Für sechs Sitze im Jugendhilfeausschuss sind die in der Landeshauptstadt Hannover wirkenden und anerkannten Träger der freien Jugendhilfe vorschlagsberechtigt. Diese Träger können ihren Vorschlag zur Besetzung des Jugendhilfeausschusses zusammen mit dem Nachweis der Anerkennung als Träger der freien Jugendhilfe bis zum 15. Oktober 2021 (Freitag), 12 Uhr, bei der Landeshauptstadt Hannover, Fachbereich Personal und Organisation, Bereich Rats- und Bezirksratsangelegenheiten, OE 18.6, Postfach 125, 30001 Hannover, einreichen.

Wählbar als stimmberechtigtes Mitglied ist, wer am Wahltag das 18. Lebensjahr vollendet hat und wessen Hauptwohnsitz sich in der Landeshauptstadt Hannover befindet.

 

Informationen am Mittwoch: „Schwamm drüber“ – Sinnvolle Hygiene im Haushalt

Welche sinnvollen Reinigungshelfer gibt es für den Alltag? Kann Hygiene auch zu weit gehen? Diese und weitere Fragen werden in einer Veranstaltung der Reihe „Informationen am Mittwoch“ des Kommunalen Seniorenservice Hannover (KSH) beantwortet, die am 29. September um 15 Uhr stattfindet.

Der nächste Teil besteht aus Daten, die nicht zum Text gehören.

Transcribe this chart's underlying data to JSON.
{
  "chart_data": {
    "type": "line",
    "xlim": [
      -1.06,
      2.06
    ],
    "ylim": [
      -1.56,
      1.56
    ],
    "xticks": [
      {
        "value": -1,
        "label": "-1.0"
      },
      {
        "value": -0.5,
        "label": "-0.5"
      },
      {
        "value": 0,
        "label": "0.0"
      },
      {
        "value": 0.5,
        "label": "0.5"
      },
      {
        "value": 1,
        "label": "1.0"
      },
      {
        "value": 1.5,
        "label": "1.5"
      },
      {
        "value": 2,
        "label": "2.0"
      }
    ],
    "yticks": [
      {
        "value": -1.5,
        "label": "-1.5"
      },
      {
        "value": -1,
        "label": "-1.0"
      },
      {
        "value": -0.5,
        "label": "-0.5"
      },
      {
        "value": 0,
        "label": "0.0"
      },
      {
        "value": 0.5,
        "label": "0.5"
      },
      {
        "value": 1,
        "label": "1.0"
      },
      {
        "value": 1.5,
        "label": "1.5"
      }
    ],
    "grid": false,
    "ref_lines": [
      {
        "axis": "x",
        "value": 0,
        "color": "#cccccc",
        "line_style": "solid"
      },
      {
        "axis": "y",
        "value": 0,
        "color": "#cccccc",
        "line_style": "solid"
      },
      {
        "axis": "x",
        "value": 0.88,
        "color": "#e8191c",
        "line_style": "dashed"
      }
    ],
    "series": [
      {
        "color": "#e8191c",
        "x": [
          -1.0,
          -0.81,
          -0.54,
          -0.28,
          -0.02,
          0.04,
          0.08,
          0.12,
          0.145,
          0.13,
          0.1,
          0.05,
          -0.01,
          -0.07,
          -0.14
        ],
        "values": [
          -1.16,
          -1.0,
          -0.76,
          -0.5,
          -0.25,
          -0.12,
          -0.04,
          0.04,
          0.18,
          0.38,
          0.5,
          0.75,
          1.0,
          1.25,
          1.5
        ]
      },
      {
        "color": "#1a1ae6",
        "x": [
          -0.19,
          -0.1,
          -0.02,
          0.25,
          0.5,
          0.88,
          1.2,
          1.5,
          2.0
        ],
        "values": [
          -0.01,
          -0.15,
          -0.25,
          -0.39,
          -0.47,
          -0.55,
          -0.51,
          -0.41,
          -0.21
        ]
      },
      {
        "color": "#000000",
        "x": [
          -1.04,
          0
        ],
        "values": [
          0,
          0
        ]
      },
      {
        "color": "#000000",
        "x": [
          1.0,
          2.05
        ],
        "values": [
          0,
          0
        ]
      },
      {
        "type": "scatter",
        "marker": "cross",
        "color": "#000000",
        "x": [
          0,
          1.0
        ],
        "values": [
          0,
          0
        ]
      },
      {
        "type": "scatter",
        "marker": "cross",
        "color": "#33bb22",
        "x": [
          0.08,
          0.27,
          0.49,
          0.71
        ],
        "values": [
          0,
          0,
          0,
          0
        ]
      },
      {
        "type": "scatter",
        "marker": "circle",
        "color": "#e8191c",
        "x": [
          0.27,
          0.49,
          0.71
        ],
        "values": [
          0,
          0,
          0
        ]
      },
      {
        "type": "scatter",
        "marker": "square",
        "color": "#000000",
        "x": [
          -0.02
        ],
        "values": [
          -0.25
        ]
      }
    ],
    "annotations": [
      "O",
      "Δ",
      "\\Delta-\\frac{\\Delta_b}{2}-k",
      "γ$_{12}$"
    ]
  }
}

Die Corona-Pandemie hat „Hygienemaßnahmen“ in den Mittelpunkt gerückt – doch auch viele andere Bakterien und Viren außer dem Coronavirus spielen im Alltag eine Rolle. Eine tägliche Unterstützung in vielen Haushalten ist beispielsweise der Küchenschwamm. Oft ist er mehrere Wochen oder Monate im Einsatz, bevor er ersetzt wird. Ist der Schwamm somit noch ein hygienischer Reinigungshelfer?Im Rahmen eines Vortrags beleuchtet Elke Sandvoß, Beraterin Hauswirtschaft der Landwirtschaftskammer Niedersachsen, welche sinnvollen Alternativen zum Schwamm im Alltag für Sauberkeit sorgen können und erklärt, ob Hygiene auch übertrieben werden kann. Für Interessierte besteht die Möglichkeit, im Anschluss Fragen zu stellen.

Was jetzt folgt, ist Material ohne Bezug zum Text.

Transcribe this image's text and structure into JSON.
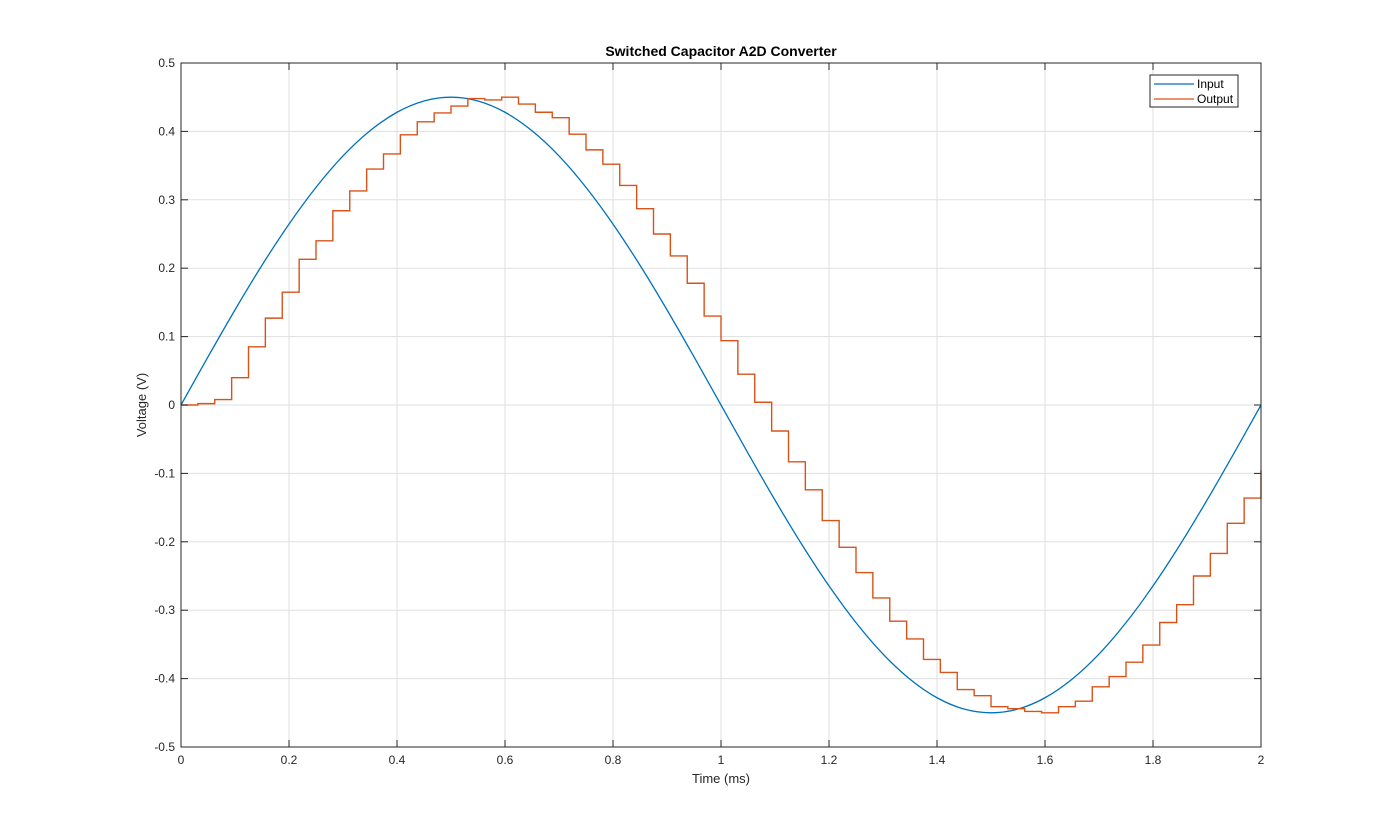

Das Angebot ist kostenfrei und endet gegen 17 Uhr. Es findet im Veranstaltungszentrum des KSH, Ihmepassage 5, statt. Für eine Teilnahme vor Ort ist eine telefonische Anmeldung unter 0511-168-45195 erforderlich. Zudem wird der Vortrag online übertragen – in diesem Fall ist keine Anmeldung notwendig. Weitere Informationen gibt es auf der Webseite www.seniorenberatung-hannover.de oder telefonisch unter der oben genannten Rufnummer.